Was tut die Politik für Photovoltaik – auf Bundesländerebene und global?

In Deutschland wird auch auf Länderebene an der Energiewende gearbeitet. Baden-Württembergs Ministerpräsident Winfried Kretschmann erklärte Mitte November 2022, in seinem Bundesland sei es nun Pflicht, „dass auf jedes neue Gebäude eine PV Anlage muss“. Zuvor galt die Pflicht lediglich für neue Nichtwohngebäude. Die Maßnahme werde bewirken, „dass jetzt jedes Jahr 60.000 PV-Anlagen mit den neu gebauten Gebäuden kommen werden“, unterstrich er – und sprach von „gigantischen Fortschritten“, die so gemacht würden.

Auch global tut sich vieles in diese Richtung. Birol hob in Berlin hervor, dass die US-Regierung mit ihrem Inflation Reduction Act 400 Milliarden Dollar in die Hand nehme, um eine erneuerbare Energieerzeugung und -fertigung, E-Mobilität sowie Batterieproduktion zu fördern. Japans Green Transformation-Programm sowie ehrgeizige Erneuerbare-Ziele in Südkorea, China und Indien gehen laut ihm in dieselbe Richtung.

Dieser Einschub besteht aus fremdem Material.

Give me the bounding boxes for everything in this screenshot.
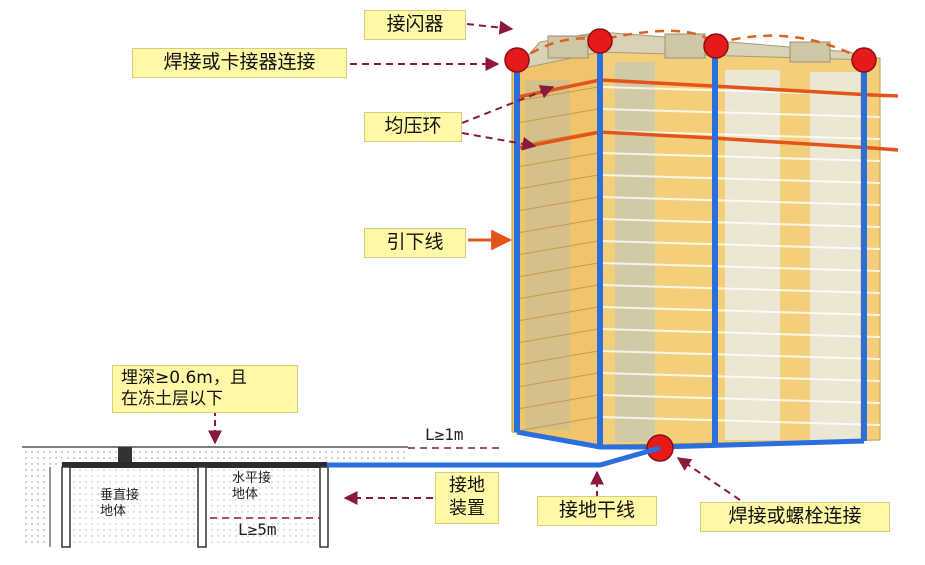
grounding-device-line-1: 接地: [449, 475, 485, 496]
floor-line: [599, 108, 881, 118]
trench-soil: [70, 467, 200, 547]
label-burial-depth: 埋深≥0.6m，且 在冻土层以下: [112, 365, 298, 413]
floor-line: [599, 284, 881, 294]
grounding-device-line-2: 装置: [449, 497, 485, 519]
down-conductors: [514, 42, 867, 450]
window-column: [525, 80, 570, 430]
grounding-trunk-line: [327, 445, 661, 468]
floor-line: [599, 218, 881, 228]
label-weld-or-bolt: 焊接或螺栓连接: [700, 502, 890, 532]
soil-left: [22, 467, 50, 547]
roof-structure: [547, 35, 589, 59]
arrow-weld-or-bolt: [676, 457, 741, 501]
label-equalizing-ring: 均压环: [364, 112, 462, 142]
label-down-conductor: 引下线: [364, 228, 466, 258]
floor-line: [516, 218, 599, 234]
floor-line: [599, 416, 881, 426]
arrow-equalizing-ring-lower: [461, 132, 537, 151]
floor-line: [599, 152, 881, 162]
burial-depth-line-1: 埋深≥0.6m，且: [121, 368, 247, 388]
floor-line: [516, 108, 599, 124]
label-weld-or-clamp: 焊接或卡接器连接: [132, 48, 347, 78]
lightning-arrester-wire: [516, 29, 861, 64]
floor-line: [599, 372, 881, 382]
floor-line: [599, 196, 881, 206]
floor-line: [516, 284, 599, 300]
label-grounding-device: 接地 装置: [435, 472, 499, 524]
roof-structure: [789, 41, 831, 63]
building: [511, 31, 881, 446]
floor-line: [516, 262, 599, 278]
arrow-lightning-arrester: [466, 20, 514, 35]
floor-line: [516, 196, 599, 212]
vertical-electrode: [61, 466, 71, 548]
connection-point: [587, 28, 613, 54]
floor-line: [599, 130, 881, 140]
label-horizontal-electrode: 水平接 地体: [232, 471, 271, 504]
floor-line: [516, 394, 599, 410]
balcony-column: [810, 72, 860, 440]
vertical-electrode-line-1: 垂直接: [100, 488, 140, 503]
floor-line: [599, 350, 881, 360]
arrow-equalizing-ring-upper: [461, 85, 555, 124]
floor-line: [516, 416, 599, 432]
label-spacing-five: L≥5m: [238, 520, 277, 539]
label-lightning-arrester: 接闪器: [364, 10, 466, 40]
label-vertical-electrode: 垂直接 地体: [100, 488, 139, 521]
floor-line: [516, 350, 599, 366]
bottom-connector: [516, 429, 865, 450]
floor-line: [599, 262, 881, 272]
label-grounding-trunk: 接地干线: [537, 496, 657, 526]
floor-line: [516, 328, 599, 344]
label-spacing-one: L≥1m: [425, 425, 464, 444]
floor-line: [516, 240, 599, 256]
floor-line: [516, 372, 599, 388]
floor-line: [516, 152, 599, 168]
connection-point: [504, 47, 530, 73]
roof-structure: [664, 33, 706, 59]
floor-line: [599, 328, 881, 338]
connection-point: [851, 47, 877, 73]
floor-line: [599, 306, 881, 316]
connection-point: [703, 33, 729, 59]
burial-depth-line-2: 在冻土层以下: [121, 389, 223, 410]
floor-line: [599, 174, 881, 184]
floor-line: [599, 394, 881, 404]
floor-line: [516, 306, 599, 322]
horizontal-electrode-line-1: 水平接: [232, 471, 272, 486]
connection-points: [504, 28, 877, 462]
floor-line: [516, 174, 599, 190]
vertical-electrode: [197, 466, 207, 548]
arrows: [208, 20, 741, 505]
building-floors: [516, 86, 881, 432]
floor-line: [516, 86, 599, 102]
vertical-electrode-line-2: 地体: [100, 504, 127, 520]
floor-line: [599, 240, 881, 250]
vertical-electrode: [319, 466, 329, 548]
ground-section: [22, 445, 661, 548]
horizontal-electrode-line-2: 地体: [232, 487, 259, 503]
horizontal-electrode-bar: [62, 462, 327, 468]
window-column: [615, 62, 655, 442]
trench-soil: [210, 467, 320, 547]
balcony-column: [725, 70, 780, 440]
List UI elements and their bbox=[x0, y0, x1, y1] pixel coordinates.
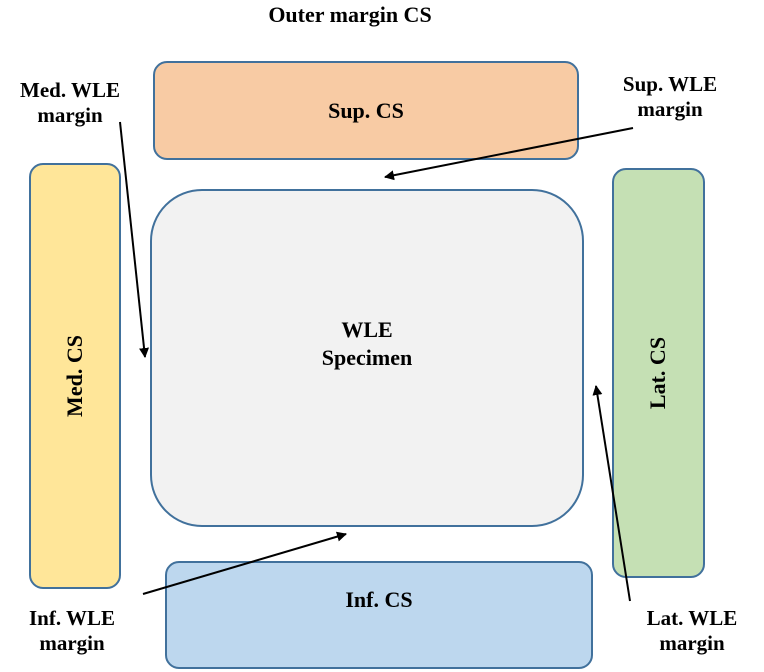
inf-cs-box: Inf. CS bbox=[165, 561, 593, 669]
lat-margin-line2: margin bbox=[659, 631, 725, 655]
inf-margin-line1: Inf. WLE bbox=[29, 606, 115, 630]
diagram-title: Outer margin CS bbox=[268, 2, 432, 27]
lat-cs-box: Lat. CS bbox=[612, 168, 705, 578]
specimen-label-line2: Specimen bbox=[321, 345, 413, 370]
inf-margin-line2: margin bbox=[39, 631, 105, 655]
med-margin-line2: margin bbox=[37, 103, 103, 127]
sup-margin-line2: margin bbox=[637, 97, 703, 121]
inf-wle-margin-label: Inf. WLE margin bbox=[2, 606, 142, 656]
sup-cs-box: Sup. CS bbox=[153, 61, 579, 160]
wle-specimen-box: WLE Specimen bbox=[150, 189, 584, 527]
inf-margin-arrow bbox=[142, 531, 347, 595]
specimen-label-line1: WLE bbox=[341, 317, 393, 342]
lat-wle-margin-label: Lat. WLE margin bbox=[622, 606, 762, 656]
sup-cs-label: Sup. CS bbox=[328, 97, 404, 123]
lat-margin-line1: Lat. WLE bbox=[646, 606, 738, 630]
lat-margin-arrow bbox=[592, 385, 631, 602]
med-margin-arrow bbox=[119, 121, 150, 358]
sup-margin-line1: Sup. WLE bbox=[622, 72, 718, 96]
med-margin-line1: Med. WLE bbox=[20, 78, 120, 102]
inf-cs-label: Inf. CS bbox=[345, 587, 413, 612]
sup-margin-arrow bbox=[384, 127, 634, 181]
sup-wle-margin-label: Sup. WLE margin bbox=[600, 72, 740, 122]
med-wle-margin-label: Med. WLE margin bbox=[0, 78, 140, 128]
med-cs-box: Med. CS bbox=[29, 163, 121, 589]
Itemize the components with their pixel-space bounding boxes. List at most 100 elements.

Welche Forschungsbeiträge leistet Deutschland im Photovoltaik-Sektor?

Um die Photovoltaik noch effizienter zu machen, gibt es auch Forschungsimpulse aus Deutschland. So haben Wissenschaftler:innen der Martin-Luther-Universität Halle-Wittenberg im Zuge der Studie „Strongly enhanced and tunable photovoltaic effect in ferroelectric-paraelectric superlattices“ herausgefunden, dass sich der photovoltaische Effekt ferroelektrischer Kristalle in Solarzellen um den Faktor 1.000 erhöhen lässt, wenn drei verschiedene Materialien in einem Gitter angeordnet werden.

Die Ergebnisse könnten zu einer „deutlich höheren Effizienz von Solarmodulen“ beitragen. Aktuell basieren die meisten Solarzellen auf Silizium, doch ihr Wirkungsgrad ist begrenzt. Deshalb wird seit einigen Jahren an neuen Materialien geforscht, etwa an den Ferroelektrika. Im Gegensatz zu Silizium benötigen ferroelektrische Kristalle für den photovoltaischen Effekt keine positiv und negativ dotierten Schichten, was die Herstellung von Solarmodulen wesentlich erleichtern soll. Deshalb sind die Wissenschaftler:innen zuversichtlich, dass das demonstrierte Potenzial des neuen Konzepts für die praktische Anwendung in Solarmodulen genutzt werden kann.

Photovoltaik: Wie fördert die Bundesregierung die Forschung?

Die Studie der Martin-Luther-Universität Halle-Wittenberg, die zu diesem Ergebnis kam, wurde auch vom Bundesministerium für Bildung und Forschung (BMBF) unterstützt. Wie wichtig der Bundesregierung die Energieforschung allgemein ist, machen diese Zahlen des Fraunhofer Institutes deutlich: Im Jahr 2020 investierte die Bundesregierung 1,2 Milliarden Euro in die Energieforschung, 86 Millionen Euro davon gingen in die Förderung der Photovoltaik-Forschung.

All das soll mithelfen, ein CO2-freies Energiesystem zu schaffen. Die meisten Emissionen werden durch die erneuerbare Stromerzeugung eingespart, teilte das Umweltbundesamt mit. Aber auch im Wärme- und Verkehrssektor tragen erneuerbare Energien zum Klimaschutz bei. 2021 wurden so 221 Millionen Tonnen Kohlendioxid-Äquivalente vermieden.